Throughout the history of the Gas Industry, representatives, company officers and professional men & women serving the gas companies, came to know each other well and developed friendships.  These hearty men & women, at conventions, at company offices and plants, while traveling about the country supplying Gas Companies with supplies, raw materials and appliances, met, worked and played together.

As the service of these men & women expanded through the years their friendships grew, bolstered by mutual respect.  The trust and confidence accorded these merry men & women by their customers and clients, were rewards for their loyalty and enthusiasm for gas and the Gas Industry.

That such a group of men should wish to express their kinship in a society was inevitable and evident from the talk which followed wherever and whenever they foregathered. 

So was born the Gild at a Convention of the Pennsylvania Gas Association at Skytop Lodge, May 5th, 1937.  A group of veteran suppliers met and took definite action toward organizing the Gild.  They knew they could call to membership many men of similar qualifications throughout the country. 

To hold the loyalty of its members the Gild must express the ideals, motives and philosophy of life entrenched in the hearts and minds of those who were to become members.  This thought, perhaps hitherto unacknowledged or even unrecognized, guided the group who made up the Charter Membership List.

The pattern of the ancient Gild was chosen as affording the best symbolism expressive of loyalty to craft, worthiness of membership and dignity of years of service. its ancient form and ritual in a modern age provided opportunity for entertainment and pleasure, without detracting from serious and idealistic purposes.

The Gild plan of organization provides for simple mechanics of operation and government. This simplicity is essential because only a few meetings of the Gild attract large numbers of members. It was also felt that the Gild should not become cumbersome or a burden to its members, it is, after all essentially an honorary society.

Membership in the Gild is only by invitation from the Gild. Members may not extend an invitation and there is no provisions for membership by application.

Seniority of service is recognized by the membership into classes by their years of service to the industry, not time of membership in the Gild. Members having served more than ten, fifteen, twenty or twenty-five years are classed respectively as VilleinsApprenticesYeomen, or Masters.

Membership in the Gild is personal to the member. The Gild is not concerned with the business affiliations of its members. The Gild does, however, foster loyalty and devotion to the highest standards of ethical business conduct. The Gild is in no sense a Trade Association.

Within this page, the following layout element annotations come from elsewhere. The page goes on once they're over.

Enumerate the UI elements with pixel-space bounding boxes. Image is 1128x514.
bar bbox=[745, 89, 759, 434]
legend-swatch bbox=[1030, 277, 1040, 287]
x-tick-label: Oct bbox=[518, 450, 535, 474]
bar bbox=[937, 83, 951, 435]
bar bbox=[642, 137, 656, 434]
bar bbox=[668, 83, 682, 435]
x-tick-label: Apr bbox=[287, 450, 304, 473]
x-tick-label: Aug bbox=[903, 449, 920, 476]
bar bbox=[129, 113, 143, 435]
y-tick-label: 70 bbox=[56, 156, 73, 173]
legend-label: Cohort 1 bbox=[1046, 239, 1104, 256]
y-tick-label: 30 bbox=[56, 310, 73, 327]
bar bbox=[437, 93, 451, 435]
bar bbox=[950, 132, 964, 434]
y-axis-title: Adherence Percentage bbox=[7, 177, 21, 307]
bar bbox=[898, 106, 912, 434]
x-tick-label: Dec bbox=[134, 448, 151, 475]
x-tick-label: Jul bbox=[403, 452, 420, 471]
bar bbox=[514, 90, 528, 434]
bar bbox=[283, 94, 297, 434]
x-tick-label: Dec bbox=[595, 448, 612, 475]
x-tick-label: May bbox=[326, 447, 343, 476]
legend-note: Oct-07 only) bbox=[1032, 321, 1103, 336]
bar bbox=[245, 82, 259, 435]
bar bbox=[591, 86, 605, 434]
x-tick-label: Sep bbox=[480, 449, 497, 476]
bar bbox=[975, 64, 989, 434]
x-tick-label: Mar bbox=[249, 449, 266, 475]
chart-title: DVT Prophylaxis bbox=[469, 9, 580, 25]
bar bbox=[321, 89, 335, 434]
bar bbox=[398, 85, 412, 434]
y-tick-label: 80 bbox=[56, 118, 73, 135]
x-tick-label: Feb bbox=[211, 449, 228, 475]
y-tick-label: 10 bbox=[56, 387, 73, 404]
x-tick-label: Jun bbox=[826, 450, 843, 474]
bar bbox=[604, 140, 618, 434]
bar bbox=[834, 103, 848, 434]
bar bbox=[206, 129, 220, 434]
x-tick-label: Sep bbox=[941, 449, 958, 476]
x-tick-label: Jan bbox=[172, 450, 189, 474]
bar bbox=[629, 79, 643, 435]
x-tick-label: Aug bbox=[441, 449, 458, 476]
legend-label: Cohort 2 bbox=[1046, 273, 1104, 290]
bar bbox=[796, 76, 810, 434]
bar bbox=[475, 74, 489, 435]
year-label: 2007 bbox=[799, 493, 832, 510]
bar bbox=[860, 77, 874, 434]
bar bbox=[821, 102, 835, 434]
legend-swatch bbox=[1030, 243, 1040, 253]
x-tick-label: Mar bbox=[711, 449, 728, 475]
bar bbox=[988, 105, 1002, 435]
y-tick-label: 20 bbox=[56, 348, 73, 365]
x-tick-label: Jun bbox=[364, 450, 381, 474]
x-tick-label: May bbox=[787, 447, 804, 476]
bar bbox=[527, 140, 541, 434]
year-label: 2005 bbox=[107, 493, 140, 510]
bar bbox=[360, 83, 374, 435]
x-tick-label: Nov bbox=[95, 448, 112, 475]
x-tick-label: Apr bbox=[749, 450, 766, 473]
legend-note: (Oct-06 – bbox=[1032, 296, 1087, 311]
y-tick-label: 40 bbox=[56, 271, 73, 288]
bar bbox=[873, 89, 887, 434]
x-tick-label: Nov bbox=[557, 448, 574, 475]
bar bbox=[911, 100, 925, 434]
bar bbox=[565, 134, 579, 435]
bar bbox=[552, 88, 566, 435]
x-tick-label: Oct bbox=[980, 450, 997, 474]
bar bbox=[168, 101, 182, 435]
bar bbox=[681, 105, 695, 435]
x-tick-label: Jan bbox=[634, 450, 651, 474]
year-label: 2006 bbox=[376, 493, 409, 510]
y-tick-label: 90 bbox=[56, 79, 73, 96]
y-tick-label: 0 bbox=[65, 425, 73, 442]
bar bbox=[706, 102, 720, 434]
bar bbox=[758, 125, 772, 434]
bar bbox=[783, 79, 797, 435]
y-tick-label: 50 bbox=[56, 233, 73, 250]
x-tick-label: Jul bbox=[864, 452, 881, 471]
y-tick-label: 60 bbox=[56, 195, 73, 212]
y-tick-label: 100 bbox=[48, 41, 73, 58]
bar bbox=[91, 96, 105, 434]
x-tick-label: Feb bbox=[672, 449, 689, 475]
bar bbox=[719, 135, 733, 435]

Provisions are made for convocations or meetings of the Gild in any part of the country wherever members gather. Regional Wardens, who serve the Gild in certain territories, encourage and supervise the Gild meetings and other matters, at times and places other than those of the formal national convocations.

The first Session and Dinner of the Gild was held at Cleveland, Ohio during the Convention of the American Gas Association in September, 1937.